Fruto de aquel tiempo sombrío es Élisabeth Gille, hija de la escritora Irène Némirovsky, quien fue detenida por sus compatriotas y deportada al campo de exterminio de Auschwitz en 1942, donde murió. Gille tenía cinco años cuando le arrebataron a sus padres. Los mismos que la protagonista de Un paisaje de cenizas, la novela que publicó en 1996, poco antes de que la muerte le saliera al encuentro, y que 20 años después ha sido traducida al castellano, demostrándose una vez más lo mucho y bueno que los españoles nos perderíamos de no ser por el buen criterio de selección de editoriales como Nocturna, que se ha encargado de conceder la oportunidad y el placer de leer esta obra colosal.

Al igual que hiciera con El mirador: memorias soñadas, el homenaje en forma de biografía novelada que rindió a su madre, Gille construye una ficción con las sensaciones y sentimientos que extrae de su propia experiencia. Se trata, pues, de la autobiografía de sus emociones en forma de relato crudo e intenso, con el que ajusta cuentas con la Historia.

La acción arranca en el preciso momento que Léa, una niña judía de cinco años, llega a un internado de religiosas en Burdeos, tras ser rescatada por un miembro de la resistencia francesa antes de que sus padres sean arrestados. Allí conocerá a Bénédicte, otra interna solitaria, con la que entablará una estrecha e imperecedera amistad. tras la guerra y a pesar de los esfuerzos de las monjas y sus nuevos tutores por protegerla de su terrible realidad y construirle una nueva identidad, Léa se las apaña para descubrir la suerte que corrieron sus progenitores y, de paso, la de los millones de víctimas del Holocausto.

Gille posee el espíritu de su personaje convirtiéndolo en un símbolo de la conciencia malherida de una sociedad autoindulgente. Pero no sólo Léa es el único símbolo que ronda por Un paisaje de cenizas: la fraternidad con Bénédicte o la protección de las monjas y los tutores representan el universo íntimo de la vida de la autora, desarrollada en un ambiente de permanente incertidumbre. Del mismo modo, siembra de metáforas un relato vital estructurado en función de las sensaciones que experimenta la protagonista ante determinadas situaciones determinantes: estupor, esperanza, horror, decepción, rabia, amargura, apatía y tristeza.
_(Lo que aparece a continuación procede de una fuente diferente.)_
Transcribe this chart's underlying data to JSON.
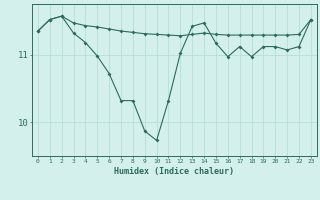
{
  "xlabel": "Humidex (Indice chaleur)",
  "ylabel": "",
  "background_color": "#d4f0ec",
  "line_color": "#2d6b5e",
  "grid_color": "#b8ddd8",
  "hours": [
    0,
    1,
    2,
    3,
    4,
    5,
    6,
    7,
    8,
    9,
    10,
    11,
    12,
    13,
    14,
    15,
    16,
    17,
    18,
    19,
    20,
    21,
    22,
    23
  ],
  "line1": [
    11.35,
    11.52,
    11.57,
    11.47,
    11.43,
    11.41,
    11.38,
    11.35,
    11.33,
    11.31,
    11.3,
    11.29,
    11.28,
    11.3,
    11.32,
    11.3,
    11.29,
    11.29,
    11.29,
    11.29,
    11.29,
    11.29,
    11.3,
    11.52
  ],
  "line2": [
    11.35,
    11.52,
    11.57,
    11.32,
    11.18,
    10.98,
    10.72,
    10.32,
    10.32,
    9.87,
    9.73,
    10.32,
    11.02,
    11.42,
    11.47,
    11.17,
    10.97,
    11.12,
    10.97,
    11.12,
    11.12,
    11.07,
    11.12,
    11.52
  ],
  "ylim": [
    9.5,
    11.75
  ],
  "yticks": [
    10,
    11
  ],
  "xlim": [
    -0.5,
    23.5
  ]
}
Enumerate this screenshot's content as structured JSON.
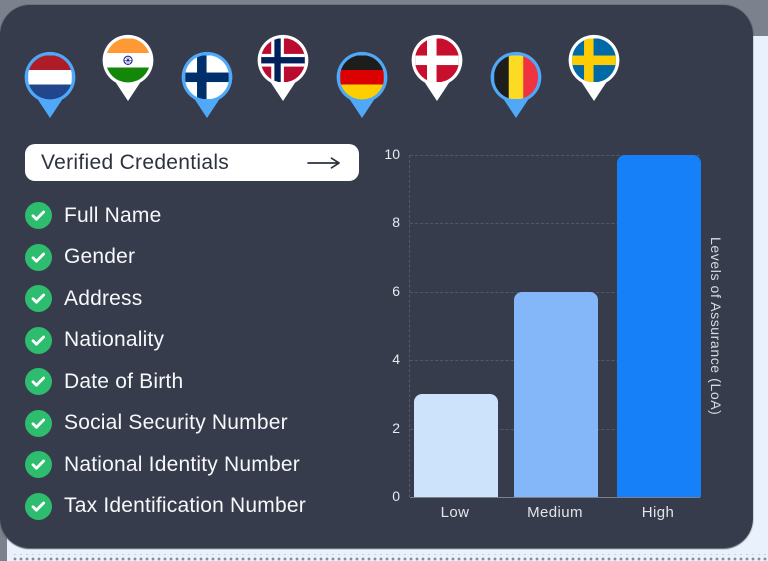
{
  "header": {
    "label": "Verified Credentials",
    "arrow_icon": "long-right-arrow",
    "pill_background": "#ffffff",
    "pill_text_color": "#2d3240"
  },
  "credentials": {
    "check_color": "#2ebd6e",
    "items": [
      "Full Name",
      "Gender",
      "Address",
      "Nationality",
      "Date of Birth",
      "Social Security Number",
      "National Identity Number",
      "Tax Identification Number"
    ]
  },
  "flag_pins": [
    {
      "country": "netherlands",
      "pin_color": "#4fa9f8",
      "flag": {
        "type": "hstripes",
        "colors": [
          "#AE1C28",
          "#FFFFFF",
          "#21468B"
        ]
      }
    },
    {
      "country": "india",
      "pin_color": "#FFFFFF",
      "flag": {
        "type": "hstripes",
        "colors": [
          "#FF9933",
          "#FFFFFF",
          "#138808"
        ],
        "emblem": "ashoka-chakra",
        "emblem_color": "#000080"
      }
    },
    {
      "country": "finland",
      "pin_color": "#4fa9f8",
      "flag": {
        "type": "nordic-cross",
        "background": "#FFFFFF",
        "cross": "#002F6C"
      }
    },
    {
      "country": "norway",
      "pin_color": "#FFFFFF",
      "flag": {
        "type": "nordic-cross-double",
        "background": "#BA0C2F",
        "outer_cross": "#FFFFFF",
        "inner_cross": "#00205B"
      }
    },
    {
      "country": "germany",
      "pin_color": "#4fa9f8",
      "flag": {
        "type": "hstripes",
        "colors": [
          "#1D1D1B",
          "#DD0000",
          "#FFCE00"
        ]
      }
    },
    {
      "country": "denmark",
      "pin_color": "#FFFFFF",
      "flag": {
        "type": "nordic-cross",
        "background": "#C8102E",
        "cross": "#FFFFFF"
      }
    },
    {
      "country": "belgium",
      "pin_color": "#4fa9f8",
      "flag": {
        "type": "vstripes",
        "colors": [
          "#1D1D1B",
          "#FDDA24",
          "#EF3340"
        ]
      }
    },
    {
      "country": "sweden",
      "pin_color": "#FFFFFF",
      "flag": {
        "type": "nordic-cross",
        "background": "#006AA7",
        "cross": "#FECC02"
      }
    }
  ],
  "chart_data": {
    "type": "bar",
    "categories": [
      "Low",
      "Medium",
      "High"
    ],
    "values": [
      3,
      6,
      10
    ],
    "bar_colors": [
      "#cde2fb",
      "#84b7fa",
      "#1680f8"
    ],
    "title": "",
    "xlabel": "",
    "ylabel": "Levels of Assurance (LoA)",
    "ylabel_position": "right",
    "ylim": [
      0,
      10
    ],
    "yticks": [
      0,
      2,
      4,
      6,
      8,
      10
    ],
    "grid": "horizontal-dashed"
  },
  "theme": {
    "card_background": "#363c4b",
    "outer_background": "#e9f1fc",
    "text_light": "#f7f8fa"
  }
}
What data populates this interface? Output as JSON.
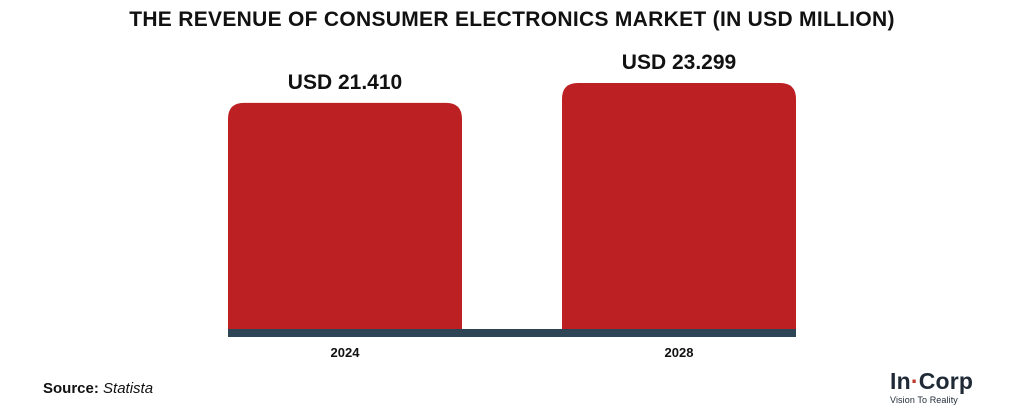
{
  "chart_data": {
    "type": "bar",
    "title": "THE REVENUE OF CONSUMER ELECTRONICS MARKET (IN USD MILLION)",
    "categories": [
      "2024",
      "2028"
    ],
    "values": [
      21.41,
      23.299
    ],
    "data_labels": [
      "USD 21.410",
      "USD 23.299"
    ],
    "xlabel": "",
    "ylabel": "",
    "ylim": [
      0,
      25
    ],
    "grid": false,
    "legend": "none",
    "bar_color": "#bc2023",
    "baseline_color": "#2e4556"
  },
  "source": {
    "label": "Source:",
    "value": "Statista"
  },
  "logo": {
    "text_a": "In",
    "text_dot": "·",
    "text_b": "Corp",
    "tagline": "Vision To Reality"
  }
}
Jalones que marcan el curso de una viza anónima marcada por la pérdida de sí misma: “no era más que una tierra quemada, un paisaje de cenizas circunscrito a las fronteras huidizas de una forma humana”.

Hija de un recuerdo ajeno, hecho de retales hilvanados con un amor inculcado, percibido más que sentido, Gille se reconstruye en una novela sobrecogedora y sincera en la que da rienda suelta a los sentimientos largo tiempo contenidos, para componer una elegía estremecedora con la que rinde homenaje a unos padres que jamás llegó a conocer.